Depuis que les enseignes ne sont plus autorisées à nous donner des sacs en plastique mais peuvent seulement nous vendre des cabas réutilisables, ces derniers se sont, sans difficulté, infiltrés dans notre quotidien au point de nous interroger sur nos habitudes « d’avant ». L’objet crée sa fonction. Une simple observation des trottoirs suffit pour constater combien les Français ont pris goût à déambuler avec ces sacs achetés quelques centimes. Pour faire leurs courses, transporter des bouteilles vides et des effets personnels, certes, mais aussi pour accueillir le « on ne sait jamais » qui semble désormais traverser les esprits, un peu comme au temps des restrictions qui voyait des marchandises apparaitre sur les rayons sans prévenir (cf. la moutarde qui, actuellement, fait sa réapparition…). La vie en mode sérendipité. Ici, la promo qu’il ne faut pas laisser passer ; là, ces objets abandonnés sur le trottoir, près d’une poubelle, ou au bord d’une route, que l’on récupérerait volontiers. Les sacs cabas sont devenus la déclinaison popu des tote-bags fashion : des attributs des consommateurs du XXI ème siècle.
Ikea était là le premier. Bleu et jaune, son sac n’est jamais loin d’un déménagement de Gen Z (qui l’apprécie aussi dans sa version rainbow flag porteuse d’un fumet de wokisme) ou près d’une laverie automatique. Il fait partie de la famille, suspendu dans l’entrée ou plié à côté de la valise à roulettes et du sac de voyage. Vient ensuite le sac Action qui a vite remplacé celui de Lidl, preuve de la percée de l’enseigne. Et aussi celui de Leroy Merlin, vert et blanc, réminiscence d’un week-end dédié au bricolage. Il y a, aussi, les sacs cabas décoratifs où le nom de l’enseigne n’est que discrètement présent mais, curieusement, ce ne sont pas les plus nombreux comme si leurs propriétaires voyaient ce contenant comme un signe explicite d’un mode de vie marqué par la consommation.
Cet été, la presse relevait l’engouement pour le sac à dos Basic-Fit, offert par la salle de sport low-cost pour toute inscription.

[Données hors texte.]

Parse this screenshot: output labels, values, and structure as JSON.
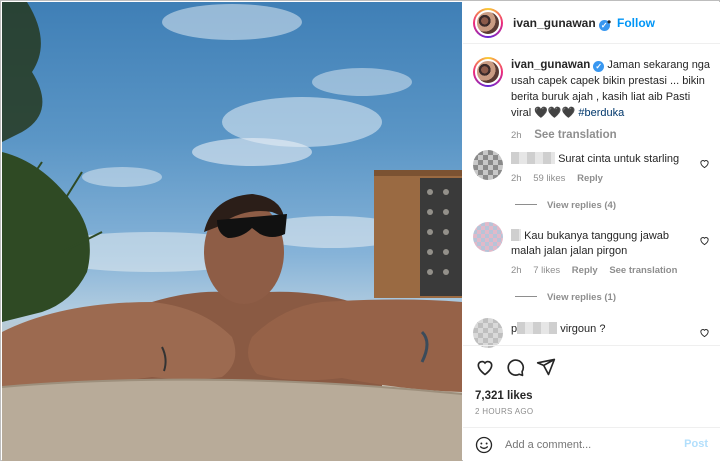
{
  "header": {
    "username": "ivan_gunawan",
    "separator": "•",
    "follow_label": "Follow"
  },
  "caption": {
    "username": "ivan_gunawan",
    "text": "Jaman sekarang nga usah capek capek bikin prestasi ... bikin berita buruk ajah , kasih liat aib Pasti viral",
    "hearts": "🖤🖤🖤",
    "hashtag": "#berduka",
    "time": "2h",
    "see_translation": "See translation"
  },
  "comments": [
    {
      "text": "Surat cinta untuk starling",
      "time": "2h",
      "likes": "59 likes",
      "reply": "Reply",
      "view_replies": "View replies (4)"
    },
    {
      "text": "Kau bukanya tanggung jawab malah jalan jalan pirgon",
      "time": "2h",
      "likes": "7 likes",
      "reply": "Reply",
      "see_translation": "See translation",
      "view_replies": "View replies (1)"
    },
    {
      "username_fragment": "p",
      "text": "virgoun ?"
    }
  ],
  "actions": {
    "like_icon": "heart-icon",
    "comment_icon": "comment-icon",
    "share_icon": "share-icon",
    "likes": "7,321 likes",
    "ago": "2 HOURS AGO"
  },
  "add_comment": {
    "placeholder": "Add a comment...",
    "post_label": "Post",
    "emoji_icon": "emoji-icon"
  },
  "colors": {
    "accent": "#0095f6",
    "verified": "#3897f0",
    "muted": "#8e8e8e",
    "hashtag": "#00376b"
  }
}
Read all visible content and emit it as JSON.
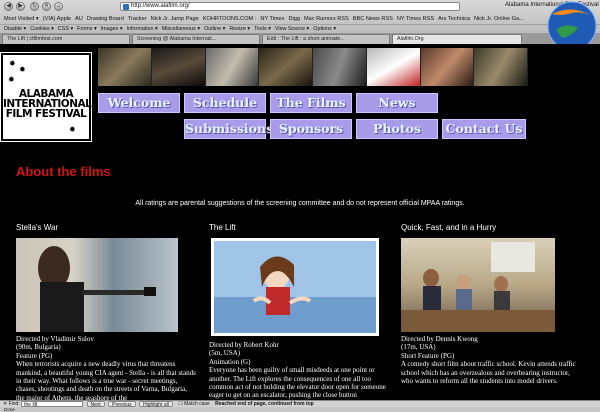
{
  "browser": {
    "url": "http://www.alafilm.org/",
    "window_title": "Alabama International Film Festival",
    "bookmarks": [
      "Most Visited ▾",
      "(VIA) Apple",
      "AU",
      "Drawing Board",
      "Tracker",
      "Nick Jr. Jamp Page",
      "KOHRTOONS.COM :",
      "NY Times",
      "Digg",
      "Mac Rumors RSS",
      "BBC News RSS",
      "NY Times RSS",
      "Ars Technica",
      "Nick Jr. Online Ga..."
    ],
    "devtools": [
      "Disable ▾",
      "Cookies ▾",
      "CSS ▾",
      "Forms ▾",
      "Images ▾",
      "Information ▾",
      "Miscellaneous ▾",
      "Outline ▾",
      "Resize ▾",
      "Tools ▾",
      "View Source ▾",
      "Options ▾"
    ],
    "tabs": [
      {
        "label": "The Lift | ctfilmfest.com"
      },
      {
        "label": "Screening @ Alabama Internati..."
      },
      {
        "label": "Edit : The Lift : a short animate..."
      },
      {
        "label": "Alafilm.Org"
      }
    ],
    "find_label": "Find:",
    "find_value": "the lift",
    "find_next": "Next",
    "find_previous": "Previous",
    "find_highlight": "Highlight all",
    "find_match_case": "Match case",
    "find_message": "Reached end of page, continued from top",
    "status": "Done"
  },
  "site": {
    "logo_text_lines": [
      "ALABAMA",
      "INTERNATIONAL",
      "FILM FESTIVAL"
    ],
    "nav": [
      {
        "label": "Welcome"
      },
      {
        "label": "Schedule"
      },
      {
        "label": "The Films"
      },
      {
        "label": "News"
      },
      {
        "label": "Submissions"
      },
      {
        "label": "Sponsors"
      },
      {
        "label": "Photos"
      },
      {
        "label": "Contact Us"
      }
    ],
    "section_title": "About the films",
    "disclaimer": "All ratings are parental suggestions of the screening committee and do not represent official MPAA ratings."
  },
  "films": [
    {
      "title": "Stella's War",
      "meta": [
        "Directed by Vladimir Sulov",
        "(90m, Bulgaria)",
        "Feature (PG)"
      ],
      "description": "When terrorists acquire a new deadly virus that threatens mankind, a beautiful young CIA agent - Stella - is all that stands in their way. What follows is a true war - secret meetings, chases, shootings and death on the streets of Varna, Bulgaria, the major of Athens, the seashore of the"
    },
    {
      "title": "The Lift",
      "meta": [
        "Directed by Robert Kohr",
        "(5m, USA)",
        "Animation (G)"
      ],
      "description": "Everyone has been guilty of small misdeeds at one point or another. The Lift explores the consequences of one all too common act of not holding the elevator door open for someone eager to get on an escalator, pushing the close button"
    },
    {
      "title": "Quick, Fast, and in a Hurry",
      "meta": [
        "Directed by Dennis Kwong",
        "(17m, USA)",
        "Short Feature (PG)"
      ],
      "description": "A comedy short film about traffic school. Kevin attends traffic school which has an overzealous and overbearing instructor, who wants to reform all the students into model drivers."
    }
  ]
}
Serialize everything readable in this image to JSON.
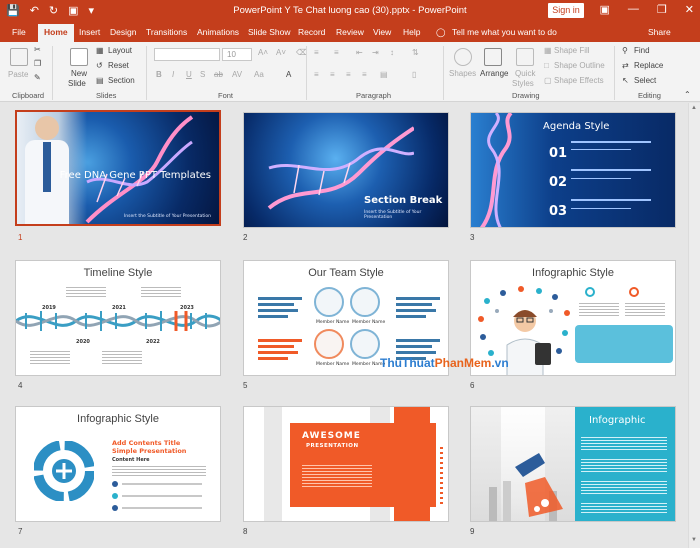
{
  "window": {
    "title": "PowerPoint Y Te Chat luong cao (30).pptx  -  PowerPoint",
    "signin": "Sign in"
  },
  "menu": {
    "tabs": [
      "File",
      "Home",
      "Insert",
      "Design",
      "Transitions",
      "Animations",
      "Slide Show",
      "Record",
      "Review",
      "View",
      "Help"
    ],
    "tell_me": "Tell me what you want to do",
    "share": "Share"
  },
  "ribbon": {
    "clipboard": {
      "paste": "Paste",
      "label": "Clipboard"
    },
    "slides": {
      "new_slide": "New",
      "new_slide2": "Slide",
      "layout": "Layout",
      "reset": "Reset",
      "section": "Section",
      "label": "Slides"
    },
    "font": {
      "size": "10",
      "label": "Font"
    },
    "paragraph": {
      "label": "Paragraph"
    },
    "drawing": {
      "shapes": "Shapes",
      "arrange": "Arrange",
      "quick": "Quick",
      "styles": "Styles",
      "shape_fill": "Shape Fill",
      "shape_outline": "Shape Outline",
      "shape_effects": "Shape Effects",
      "label": "Drawing"
    },
    "editing": {
      "find": "Find",
      "replace": "Replace",
      "select": "Select",
      "label": "Editing"
    }
  },
  "slides": [
    {
      "num": "1",
      "title": "Free DNA Gene PPT Templates",
      "subtitle": "Insert the Subtitle of Your Presentation"
    },
    {
      "num": "2",
      "title": "Section Break",
      "subtitle": "Insert the Subtitle of Your Presentation"
    },
    {
      "num": "3",
      "title": "Agenda Style",
      "items": [
        "01",
        "02",
        "03"
      ]
    },
    {
      "num": "4",
      "title": "Timeline Style",
      "years": [
        "2019",
        "2020",
        "2021",
        "2022",
        "2023"
      ]
    },
    {
      "num": "5",
      "title": "Our Team Style",
      "member": "Member Name"
    },
    {
      "num": "6",
      "title": "Infographic Style"
    },
    {
      "num": "7",
      "title": "Infographic Style",
      "heading": "Add Contents Title",
      "heading2": "Simple Presentation",
      "sub": "Content Here"
    },
    {
      "num": "8",
      "title": "AWESOME",
      "title2": "PRESENTATION"
    },
    {
      "num": "9",
      "title": "Infographic"
    }
  ],
  "watermark": {
    "a": "ThuThuat",
    "b": "PhanMem",
    "c": ".vn"
  },
  "colors": {
    "accent": "#c43e1c",
    "orange": "#f05a28",
    "teal": "#2ab1cc"
  }
}
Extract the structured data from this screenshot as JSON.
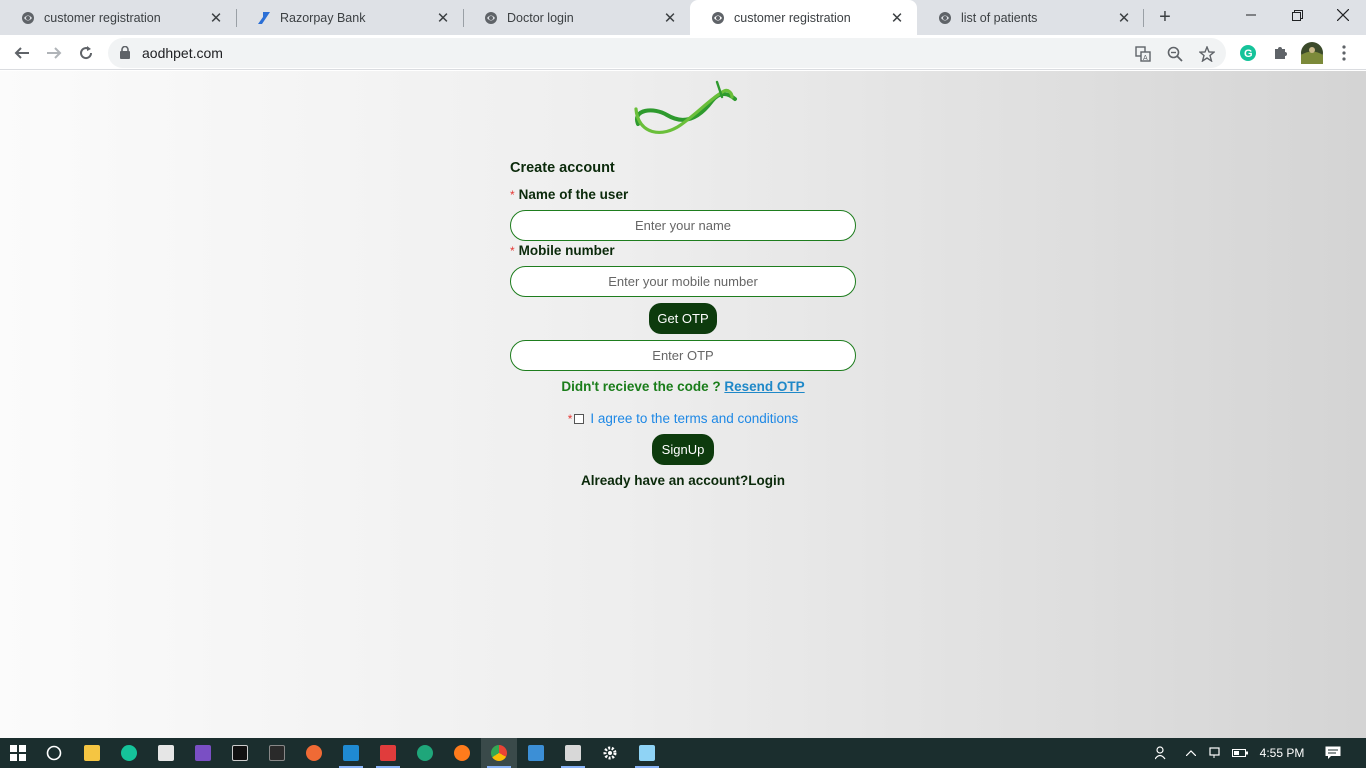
{
  "browser": {
    "tabs": [
      {
        "title": "customer registration",
        "icon": "globe-icon"
      },
      {
        "title": "Razorpay Bank",
        "icon": "razorpay-icon"
      },
      {
        "title": "Doctor login",
        "icon": "globe-icon"
      },
      {
        "title": "customer registration",
        "icon": "globe-icon",
        "active": true
      },
      {
        "title": "list of patients",
        "icon": "globe-icon"
      }
    ],
    "url": "aodhpet.com"
  },
  "form": {
    "heading": "Create account",
    "name_label": "Name of the user",
    "name_placeholder": "Enter your name",
    "mobile_label": "Mobile number",
    "mobile_placeholder": "Enter your mobile number",
    "get_otp_label": "Get OTP",
    "otp_placeholder": "Enter OTP",
    "resend_prompt": "Didn't recieve the code ?",
    "resend_link": "Resend OTP",
    "required_mark": "*",
    "agree_text": "I agree to the terms and conditions",
    "signup_label": "SignUp",
    "login_text": "Already have an account?Login"
  },
  "taskbar": {
    "time": "4:55 PM"
  },
  "colors": {
    "accent_green": "#0d3b0d",
    "border_green": "#1e7d1e",
    "link_blue": "#1e88e5",
    "required_red": "#e53935"
  }
}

Gris, orange, bardé de nombreuses poches, pas très esthétique (de l’avis général) mais porté fièrement. Des comptes Instagram lui sont même dédiés… Son succès, qui n’est pas sans rappeler celui des baskets Lidl, vient nous confirmer que la fréquentation d’une enseigne populaire peut engendrer autant de fierté que celle d’une marque de mode ou de luxe.